I've read this cows/seaweed story now often enough that I looked into it. It seems it's all based on a study on 12 cows performed by UC Davis [1].

That is... not exactly confidence inspiring. It may very well be a statistical fluke and the reality is much less reassuring.

Not saying we shouldn't research in that direction, but this looks way too early to be confident in it.

[1] https://animalscience.ucdavis.edu/news/research-led-ermias-k...


I don't want to prevent you from testing on a larger sample:)


But it does hardly anything got the carbon costs of their feed.


"hardly anything" = 80% of feed crops, foregone absorption of greenhouse gases (i.e. 32% of all of their carbon costs, cf. https://static.scientificamerican.com/sciam/cache/file/54D29... )


Is the sourcing of seaweed in sufficient quantities free of cost?

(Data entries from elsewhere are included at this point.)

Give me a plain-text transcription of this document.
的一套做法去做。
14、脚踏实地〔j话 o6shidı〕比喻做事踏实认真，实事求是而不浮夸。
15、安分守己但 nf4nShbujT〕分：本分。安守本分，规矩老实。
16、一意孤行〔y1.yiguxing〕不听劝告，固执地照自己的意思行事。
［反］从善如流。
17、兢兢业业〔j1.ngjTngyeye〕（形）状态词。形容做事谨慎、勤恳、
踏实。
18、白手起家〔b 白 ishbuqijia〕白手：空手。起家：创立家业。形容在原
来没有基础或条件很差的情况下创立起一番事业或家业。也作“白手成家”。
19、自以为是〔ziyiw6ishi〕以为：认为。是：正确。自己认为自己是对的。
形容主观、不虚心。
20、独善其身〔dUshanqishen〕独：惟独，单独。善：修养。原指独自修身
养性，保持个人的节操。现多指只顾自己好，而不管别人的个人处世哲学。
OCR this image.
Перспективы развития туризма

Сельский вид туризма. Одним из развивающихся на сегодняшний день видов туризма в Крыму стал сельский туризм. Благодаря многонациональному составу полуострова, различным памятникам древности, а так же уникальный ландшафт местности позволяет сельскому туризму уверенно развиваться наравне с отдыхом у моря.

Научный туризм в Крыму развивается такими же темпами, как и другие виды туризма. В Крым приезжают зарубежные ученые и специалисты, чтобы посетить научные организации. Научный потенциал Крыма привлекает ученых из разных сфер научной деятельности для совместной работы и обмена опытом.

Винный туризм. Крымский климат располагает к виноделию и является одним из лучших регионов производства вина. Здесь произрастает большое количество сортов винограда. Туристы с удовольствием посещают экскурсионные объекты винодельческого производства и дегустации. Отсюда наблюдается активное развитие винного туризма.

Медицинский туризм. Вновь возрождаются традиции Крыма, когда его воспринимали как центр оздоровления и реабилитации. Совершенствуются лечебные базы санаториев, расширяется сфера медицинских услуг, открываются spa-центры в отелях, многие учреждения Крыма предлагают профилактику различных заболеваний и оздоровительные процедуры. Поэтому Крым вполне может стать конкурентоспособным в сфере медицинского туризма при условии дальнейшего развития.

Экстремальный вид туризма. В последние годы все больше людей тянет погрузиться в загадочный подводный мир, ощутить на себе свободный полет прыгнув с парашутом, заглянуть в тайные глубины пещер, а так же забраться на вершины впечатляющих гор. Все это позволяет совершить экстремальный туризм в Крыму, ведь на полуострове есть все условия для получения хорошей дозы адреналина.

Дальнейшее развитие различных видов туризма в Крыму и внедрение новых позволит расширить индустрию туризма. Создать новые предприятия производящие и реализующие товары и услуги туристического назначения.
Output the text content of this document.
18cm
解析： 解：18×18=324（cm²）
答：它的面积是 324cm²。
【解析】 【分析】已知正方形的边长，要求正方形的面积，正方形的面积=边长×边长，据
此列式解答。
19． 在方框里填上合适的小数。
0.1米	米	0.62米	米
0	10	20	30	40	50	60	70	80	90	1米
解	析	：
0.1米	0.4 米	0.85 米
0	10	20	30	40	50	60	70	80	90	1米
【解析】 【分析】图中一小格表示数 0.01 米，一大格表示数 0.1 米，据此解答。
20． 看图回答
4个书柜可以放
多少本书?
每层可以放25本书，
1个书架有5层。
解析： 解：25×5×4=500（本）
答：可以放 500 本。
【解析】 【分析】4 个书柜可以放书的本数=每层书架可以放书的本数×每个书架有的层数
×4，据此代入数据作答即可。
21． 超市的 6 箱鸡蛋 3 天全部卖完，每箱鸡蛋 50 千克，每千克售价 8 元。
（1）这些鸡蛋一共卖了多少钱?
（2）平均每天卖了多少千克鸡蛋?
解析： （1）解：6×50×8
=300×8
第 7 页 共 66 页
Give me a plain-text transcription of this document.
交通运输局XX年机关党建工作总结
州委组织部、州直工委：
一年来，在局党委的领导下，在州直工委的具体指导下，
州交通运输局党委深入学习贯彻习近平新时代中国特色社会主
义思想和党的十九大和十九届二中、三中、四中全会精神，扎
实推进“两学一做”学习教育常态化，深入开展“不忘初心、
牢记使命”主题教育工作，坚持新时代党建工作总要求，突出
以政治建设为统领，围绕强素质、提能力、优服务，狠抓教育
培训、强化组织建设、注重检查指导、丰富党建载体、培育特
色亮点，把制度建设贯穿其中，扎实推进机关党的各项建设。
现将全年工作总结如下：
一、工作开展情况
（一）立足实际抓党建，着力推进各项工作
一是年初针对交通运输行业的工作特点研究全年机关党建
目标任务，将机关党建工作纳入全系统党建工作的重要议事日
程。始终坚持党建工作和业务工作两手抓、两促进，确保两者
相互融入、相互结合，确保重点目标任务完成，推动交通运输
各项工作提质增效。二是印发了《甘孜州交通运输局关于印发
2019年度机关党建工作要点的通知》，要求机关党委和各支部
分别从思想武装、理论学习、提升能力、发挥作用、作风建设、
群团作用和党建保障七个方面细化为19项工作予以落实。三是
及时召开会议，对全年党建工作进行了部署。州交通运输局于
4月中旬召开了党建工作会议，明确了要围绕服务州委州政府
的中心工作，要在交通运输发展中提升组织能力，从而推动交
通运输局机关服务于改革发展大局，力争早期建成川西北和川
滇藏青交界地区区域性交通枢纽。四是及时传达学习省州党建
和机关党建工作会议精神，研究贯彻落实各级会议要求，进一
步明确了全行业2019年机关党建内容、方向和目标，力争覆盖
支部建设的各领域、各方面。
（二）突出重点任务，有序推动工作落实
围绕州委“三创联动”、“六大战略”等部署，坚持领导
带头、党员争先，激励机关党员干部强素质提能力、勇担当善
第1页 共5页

The active anti-methane compound from seaweed is likely bromoform:

https://link.springer.com/article/10.1007/s10811-016-0830-7

It would be a cheap food supplement since the methane inhibition required only about 2% seaweed in cattle food, which in turn implies a bromoform feed content of only about 35 parts per million. Though no doubt some farmers would prefer to be able to say that they add seaweed rather than a particular chemical to their cattle feed.